Antes do compromisso, a nomeação ainda não vincula
O parágrafo único do art. 617 do CPC condiciona a investidura no cargo à assinatura do termo de compromisso, dentro do prazo de cinco dias contados da intimação. Enquanto esse termo não é assinado, a pessoa indicada ainda não está formalmente investida nas funções de inventariante — o que abre espaço para que ela informe ao juízo, dentro desse mesmo prazo, que não pretende assumir o encargo, permitindo ao juiz seguir para o próximo nome da ordem legal.
A ordem legal indica automaticamente quem vem a seguir
É o próprio art. 617 do CPC que resolve o que acontece depois da recusa: a mesma lista que aponta o cônjuge ou companheiro, o herdeiro na posse, qualquer herdeiro, o representante do menor, o testamenteiro, o cessionário, o inventariante judicial e, por último, a pessoa estranha idônea serve também para indicar quem assume quando o nome anterior não pode ou não quer exercer a função. Não é preciso reunião de família ou acordo entre herdeiros para decidir o próximo nome: a ordem já está fixada em lei.
Depois de investido, sair do cargo exige motivo relevante
Uma vez assinado o compromisso, a administração da herança passa a ser exercida por esse inventariante até a homologação da partilha, conforme o art. 1.991 do Código Civil, e simplesmente abandonar o cargo sem mais deixa de ser uma opção neutra: sair sem que o juízo tenha conhecimento e sem indicação do substituto pode gerar prejuízo ao espólio e alimentar dúvida sobre se houve negligência. A saída, nesse estágio, costuma passar por comunicar formalmente ao juiz a impossibilidade de continuar (doença, mudança de domicílio, conflito de interesse superveniente) e pedir a nomeação do próximo da ordem.
Essa comunicação formal também importa para o próprio inventariante que sai: sem ela, fica mais difícil demonstrar depois que a saída decorreu de impossibilidade real, e não de simples desinteresse pelo processo.

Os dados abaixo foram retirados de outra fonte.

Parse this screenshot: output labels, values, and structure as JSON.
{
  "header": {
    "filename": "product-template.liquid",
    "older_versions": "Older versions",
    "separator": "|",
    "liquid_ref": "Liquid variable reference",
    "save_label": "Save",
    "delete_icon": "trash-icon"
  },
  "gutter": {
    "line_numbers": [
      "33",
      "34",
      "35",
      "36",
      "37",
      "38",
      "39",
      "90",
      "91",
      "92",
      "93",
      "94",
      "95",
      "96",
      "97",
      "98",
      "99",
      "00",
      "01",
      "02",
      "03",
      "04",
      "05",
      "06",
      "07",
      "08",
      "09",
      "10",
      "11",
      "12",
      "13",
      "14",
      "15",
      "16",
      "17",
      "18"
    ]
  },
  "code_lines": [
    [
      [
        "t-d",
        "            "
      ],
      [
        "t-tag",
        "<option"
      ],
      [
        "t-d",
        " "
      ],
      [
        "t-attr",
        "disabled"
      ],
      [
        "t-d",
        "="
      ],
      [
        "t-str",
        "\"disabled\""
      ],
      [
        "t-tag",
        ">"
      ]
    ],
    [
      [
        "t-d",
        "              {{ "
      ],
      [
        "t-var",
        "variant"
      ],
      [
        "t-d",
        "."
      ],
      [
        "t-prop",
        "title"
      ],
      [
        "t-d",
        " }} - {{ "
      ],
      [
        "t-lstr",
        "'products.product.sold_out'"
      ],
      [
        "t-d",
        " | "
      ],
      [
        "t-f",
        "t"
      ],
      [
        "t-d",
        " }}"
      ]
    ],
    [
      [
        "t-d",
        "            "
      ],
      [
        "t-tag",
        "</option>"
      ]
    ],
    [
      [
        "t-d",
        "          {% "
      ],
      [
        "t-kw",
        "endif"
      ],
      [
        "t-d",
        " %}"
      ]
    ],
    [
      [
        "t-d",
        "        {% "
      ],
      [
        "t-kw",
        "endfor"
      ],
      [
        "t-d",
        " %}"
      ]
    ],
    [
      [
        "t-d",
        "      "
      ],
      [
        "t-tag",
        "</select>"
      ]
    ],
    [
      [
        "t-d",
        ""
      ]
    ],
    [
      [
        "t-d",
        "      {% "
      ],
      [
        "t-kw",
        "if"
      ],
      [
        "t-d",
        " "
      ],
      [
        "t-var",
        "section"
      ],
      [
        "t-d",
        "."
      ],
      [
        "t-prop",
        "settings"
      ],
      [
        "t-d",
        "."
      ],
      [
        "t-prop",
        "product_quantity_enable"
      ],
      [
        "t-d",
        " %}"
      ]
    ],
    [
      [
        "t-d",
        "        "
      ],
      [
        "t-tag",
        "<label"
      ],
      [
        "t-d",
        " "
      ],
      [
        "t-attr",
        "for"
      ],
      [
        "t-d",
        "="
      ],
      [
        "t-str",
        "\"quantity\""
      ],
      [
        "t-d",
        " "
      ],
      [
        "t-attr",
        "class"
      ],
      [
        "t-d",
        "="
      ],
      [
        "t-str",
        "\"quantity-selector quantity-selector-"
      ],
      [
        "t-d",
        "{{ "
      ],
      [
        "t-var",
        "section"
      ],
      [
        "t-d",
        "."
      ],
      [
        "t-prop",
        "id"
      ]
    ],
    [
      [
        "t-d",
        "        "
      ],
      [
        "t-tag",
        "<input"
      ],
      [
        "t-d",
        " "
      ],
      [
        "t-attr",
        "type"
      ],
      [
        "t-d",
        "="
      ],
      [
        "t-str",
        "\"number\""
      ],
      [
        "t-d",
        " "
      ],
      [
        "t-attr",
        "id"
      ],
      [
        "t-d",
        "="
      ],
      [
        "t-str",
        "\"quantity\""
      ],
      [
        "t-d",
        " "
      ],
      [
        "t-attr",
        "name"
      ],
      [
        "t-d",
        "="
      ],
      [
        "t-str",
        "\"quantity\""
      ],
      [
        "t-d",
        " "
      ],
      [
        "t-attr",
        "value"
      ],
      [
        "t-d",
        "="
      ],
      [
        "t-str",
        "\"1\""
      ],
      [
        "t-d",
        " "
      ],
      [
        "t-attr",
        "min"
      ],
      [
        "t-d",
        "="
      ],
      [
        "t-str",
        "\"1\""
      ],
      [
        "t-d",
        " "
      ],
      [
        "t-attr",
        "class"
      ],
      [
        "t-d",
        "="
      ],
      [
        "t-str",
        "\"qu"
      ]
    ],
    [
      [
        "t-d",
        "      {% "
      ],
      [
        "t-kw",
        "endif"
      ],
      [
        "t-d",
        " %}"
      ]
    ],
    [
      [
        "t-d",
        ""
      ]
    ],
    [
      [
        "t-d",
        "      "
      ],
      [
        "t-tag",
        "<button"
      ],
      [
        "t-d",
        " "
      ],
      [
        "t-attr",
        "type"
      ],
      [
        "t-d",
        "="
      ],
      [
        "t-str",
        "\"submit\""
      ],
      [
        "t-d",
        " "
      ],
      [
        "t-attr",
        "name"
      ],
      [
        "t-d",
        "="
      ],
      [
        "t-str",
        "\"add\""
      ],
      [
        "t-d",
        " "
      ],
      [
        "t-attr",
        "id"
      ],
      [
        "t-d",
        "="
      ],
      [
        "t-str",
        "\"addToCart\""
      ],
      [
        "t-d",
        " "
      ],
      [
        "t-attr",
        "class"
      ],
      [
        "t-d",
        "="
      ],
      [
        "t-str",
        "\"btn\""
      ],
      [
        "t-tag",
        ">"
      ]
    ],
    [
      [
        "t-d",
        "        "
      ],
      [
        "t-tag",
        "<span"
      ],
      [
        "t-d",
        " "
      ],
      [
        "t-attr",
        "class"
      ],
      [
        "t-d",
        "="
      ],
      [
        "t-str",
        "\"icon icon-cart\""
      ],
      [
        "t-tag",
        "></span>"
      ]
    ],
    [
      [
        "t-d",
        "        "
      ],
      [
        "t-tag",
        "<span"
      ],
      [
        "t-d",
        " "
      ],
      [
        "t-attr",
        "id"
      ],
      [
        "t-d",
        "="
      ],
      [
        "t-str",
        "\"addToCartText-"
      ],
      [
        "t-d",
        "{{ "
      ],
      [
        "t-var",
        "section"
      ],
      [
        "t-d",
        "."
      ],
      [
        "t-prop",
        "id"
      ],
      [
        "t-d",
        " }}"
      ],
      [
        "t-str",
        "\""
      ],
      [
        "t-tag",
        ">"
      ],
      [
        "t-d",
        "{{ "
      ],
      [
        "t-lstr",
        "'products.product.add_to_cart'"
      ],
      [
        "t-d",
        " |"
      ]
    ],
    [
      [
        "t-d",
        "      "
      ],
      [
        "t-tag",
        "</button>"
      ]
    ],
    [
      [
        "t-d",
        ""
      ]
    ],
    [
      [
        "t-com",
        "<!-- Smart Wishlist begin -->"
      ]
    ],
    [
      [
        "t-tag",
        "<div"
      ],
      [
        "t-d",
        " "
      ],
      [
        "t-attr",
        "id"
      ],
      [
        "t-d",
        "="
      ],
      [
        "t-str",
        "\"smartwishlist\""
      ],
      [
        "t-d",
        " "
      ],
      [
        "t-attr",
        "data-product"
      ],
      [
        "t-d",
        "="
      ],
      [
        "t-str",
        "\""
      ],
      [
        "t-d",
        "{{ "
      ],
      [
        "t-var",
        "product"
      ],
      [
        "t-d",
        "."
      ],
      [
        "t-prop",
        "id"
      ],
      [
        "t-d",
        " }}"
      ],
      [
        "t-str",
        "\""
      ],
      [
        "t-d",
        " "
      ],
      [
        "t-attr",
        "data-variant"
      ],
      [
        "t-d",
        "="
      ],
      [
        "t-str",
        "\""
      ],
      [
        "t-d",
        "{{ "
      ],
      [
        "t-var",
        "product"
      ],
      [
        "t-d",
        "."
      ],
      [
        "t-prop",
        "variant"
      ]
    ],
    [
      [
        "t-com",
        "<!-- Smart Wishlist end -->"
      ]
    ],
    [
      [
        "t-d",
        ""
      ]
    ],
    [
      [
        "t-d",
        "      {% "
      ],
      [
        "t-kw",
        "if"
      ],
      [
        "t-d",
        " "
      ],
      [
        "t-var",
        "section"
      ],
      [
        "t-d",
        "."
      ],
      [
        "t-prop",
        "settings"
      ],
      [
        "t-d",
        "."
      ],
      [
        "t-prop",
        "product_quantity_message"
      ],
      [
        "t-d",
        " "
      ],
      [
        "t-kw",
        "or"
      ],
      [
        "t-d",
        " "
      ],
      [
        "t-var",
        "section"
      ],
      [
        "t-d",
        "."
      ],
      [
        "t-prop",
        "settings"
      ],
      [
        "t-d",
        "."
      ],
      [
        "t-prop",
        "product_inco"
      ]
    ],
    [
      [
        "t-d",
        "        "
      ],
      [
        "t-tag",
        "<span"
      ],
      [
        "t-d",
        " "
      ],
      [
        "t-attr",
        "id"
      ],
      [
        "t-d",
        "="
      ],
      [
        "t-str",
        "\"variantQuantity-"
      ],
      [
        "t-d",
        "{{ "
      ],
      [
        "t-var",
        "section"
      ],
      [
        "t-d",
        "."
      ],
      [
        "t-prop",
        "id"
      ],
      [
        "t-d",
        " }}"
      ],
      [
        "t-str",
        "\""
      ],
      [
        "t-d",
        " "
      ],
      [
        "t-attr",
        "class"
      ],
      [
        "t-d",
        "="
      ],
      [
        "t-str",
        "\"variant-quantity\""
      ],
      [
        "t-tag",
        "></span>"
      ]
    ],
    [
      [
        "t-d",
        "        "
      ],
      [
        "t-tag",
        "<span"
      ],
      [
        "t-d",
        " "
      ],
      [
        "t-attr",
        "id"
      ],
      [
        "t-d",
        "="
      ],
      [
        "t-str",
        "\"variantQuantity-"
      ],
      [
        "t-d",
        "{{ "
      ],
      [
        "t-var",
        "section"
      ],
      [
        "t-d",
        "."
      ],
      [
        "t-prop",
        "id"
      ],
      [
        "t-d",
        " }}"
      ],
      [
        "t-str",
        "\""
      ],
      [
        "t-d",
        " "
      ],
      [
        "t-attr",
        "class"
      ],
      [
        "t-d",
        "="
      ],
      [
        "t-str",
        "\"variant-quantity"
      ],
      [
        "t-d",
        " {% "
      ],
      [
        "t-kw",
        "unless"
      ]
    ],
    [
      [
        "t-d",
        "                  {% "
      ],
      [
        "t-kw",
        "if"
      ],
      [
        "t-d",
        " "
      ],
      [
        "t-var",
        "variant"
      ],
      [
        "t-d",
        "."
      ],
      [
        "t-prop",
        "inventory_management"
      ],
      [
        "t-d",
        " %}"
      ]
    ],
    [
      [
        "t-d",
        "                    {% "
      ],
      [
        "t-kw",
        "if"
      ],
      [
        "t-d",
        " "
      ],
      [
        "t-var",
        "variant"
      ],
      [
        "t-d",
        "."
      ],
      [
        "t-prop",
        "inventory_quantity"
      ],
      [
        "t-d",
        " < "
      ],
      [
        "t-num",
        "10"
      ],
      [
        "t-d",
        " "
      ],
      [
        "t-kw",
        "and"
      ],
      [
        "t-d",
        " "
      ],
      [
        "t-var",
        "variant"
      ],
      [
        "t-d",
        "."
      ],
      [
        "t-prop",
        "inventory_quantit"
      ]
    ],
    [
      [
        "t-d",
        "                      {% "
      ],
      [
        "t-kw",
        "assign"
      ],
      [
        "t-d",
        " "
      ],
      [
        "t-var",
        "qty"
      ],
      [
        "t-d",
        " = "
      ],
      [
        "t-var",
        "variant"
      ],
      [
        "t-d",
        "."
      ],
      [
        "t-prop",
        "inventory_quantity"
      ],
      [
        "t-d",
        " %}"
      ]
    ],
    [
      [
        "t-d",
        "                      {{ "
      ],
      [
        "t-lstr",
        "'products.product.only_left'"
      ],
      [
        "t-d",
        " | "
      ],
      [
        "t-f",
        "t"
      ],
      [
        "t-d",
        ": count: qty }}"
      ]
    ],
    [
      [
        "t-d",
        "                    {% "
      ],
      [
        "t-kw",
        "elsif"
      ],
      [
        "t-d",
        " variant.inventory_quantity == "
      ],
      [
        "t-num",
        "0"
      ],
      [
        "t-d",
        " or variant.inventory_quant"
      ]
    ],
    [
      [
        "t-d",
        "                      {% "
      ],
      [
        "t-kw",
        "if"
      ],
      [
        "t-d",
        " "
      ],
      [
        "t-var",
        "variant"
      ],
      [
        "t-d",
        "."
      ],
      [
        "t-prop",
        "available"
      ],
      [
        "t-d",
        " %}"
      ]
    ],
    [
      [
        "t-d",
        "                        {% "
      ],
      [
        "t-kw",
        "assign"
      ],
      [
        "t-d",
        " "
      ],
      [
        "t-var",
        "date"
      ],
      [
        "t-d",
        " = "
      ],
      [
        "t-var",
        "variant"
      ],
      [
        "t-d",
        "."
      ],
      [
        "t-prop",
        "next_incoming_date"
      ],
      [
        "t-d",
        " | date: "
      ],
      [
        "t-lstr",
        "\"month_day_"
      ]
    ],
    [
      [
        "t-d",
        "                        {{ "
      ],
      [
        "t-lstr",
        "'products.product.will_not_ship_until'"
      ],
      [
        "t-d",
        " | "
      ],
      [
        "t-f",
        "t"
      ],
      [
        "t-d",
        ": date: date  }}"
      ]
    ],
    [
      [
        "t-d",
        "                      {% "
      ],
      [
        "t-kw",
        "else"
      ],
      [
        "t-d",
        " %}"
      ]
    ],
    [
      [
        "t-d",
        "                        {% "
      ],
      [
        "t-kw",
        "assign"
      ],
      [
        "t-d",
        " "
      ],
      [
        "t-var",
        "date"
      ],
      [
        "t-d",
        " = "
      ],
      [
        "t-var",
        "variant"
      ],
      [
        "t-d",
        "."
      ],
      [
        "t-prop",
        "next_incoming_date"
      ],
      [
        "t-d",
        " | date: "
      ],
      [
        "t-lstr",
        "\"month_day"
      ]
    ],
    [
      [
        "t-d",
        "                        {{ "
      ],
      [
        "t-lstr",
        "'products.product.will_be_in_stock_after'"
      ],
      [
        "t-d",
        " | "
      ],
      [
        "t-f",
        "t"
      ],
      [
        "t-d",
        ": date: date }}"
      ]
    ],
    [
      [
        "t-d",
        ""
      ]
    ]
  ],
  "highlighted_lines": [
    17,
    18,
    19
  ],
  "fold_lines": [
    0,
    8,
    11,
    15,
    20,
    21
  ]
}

A diferença entre sair sem culpa e ser removido
Deixar o cargo por impossibilidade real (doença grave, mudança que inviabiliza o acompanhamento do processo) é situação distinta de ser removido por descumprir os deveres do art. 618 do CPC ou incorrer em alguma das causas do art. 622: no primeiro caso, não há reprovação da conduta anterior do inventariante, apenas reconhecimento de que ele não reúne mais condição de continuar; no segundo, a saída é consequência de falha na administração. Essa diferença costuma importar quando se discute se o inventariante afastado tem direito a alguma restituição de despesas já feitas em nome do espólio.
O que fazer na prática antes de comunicar a saída
Reunir a documentação e o relatório do que já foi feito até aquele momento (despesas pagas, bens já identificados, providências já tomadas) facilita a transição para o próximo inventariante e evita que a saída, mesmo legítima, seja interpretada como abandono desorganizado do encargo. Quem está nessa situação e tem dúvida sobre como formalizar o pedido de saída pode buscar orientação de um advogado de sucessões ou, quando a situação envolve família de baixa renda, procurar a Defensoria Pública para esclarecer o procedimento sem custo.
Perguntas frequentes
O herdeiro que recusa o cargo perde direito à herança?
Não; recusar o cargo de inventariante é distinto de renunciar à herança, e a recusa administrativa, por si só, não afeta o direito do herdeiro à sua quota na partilha.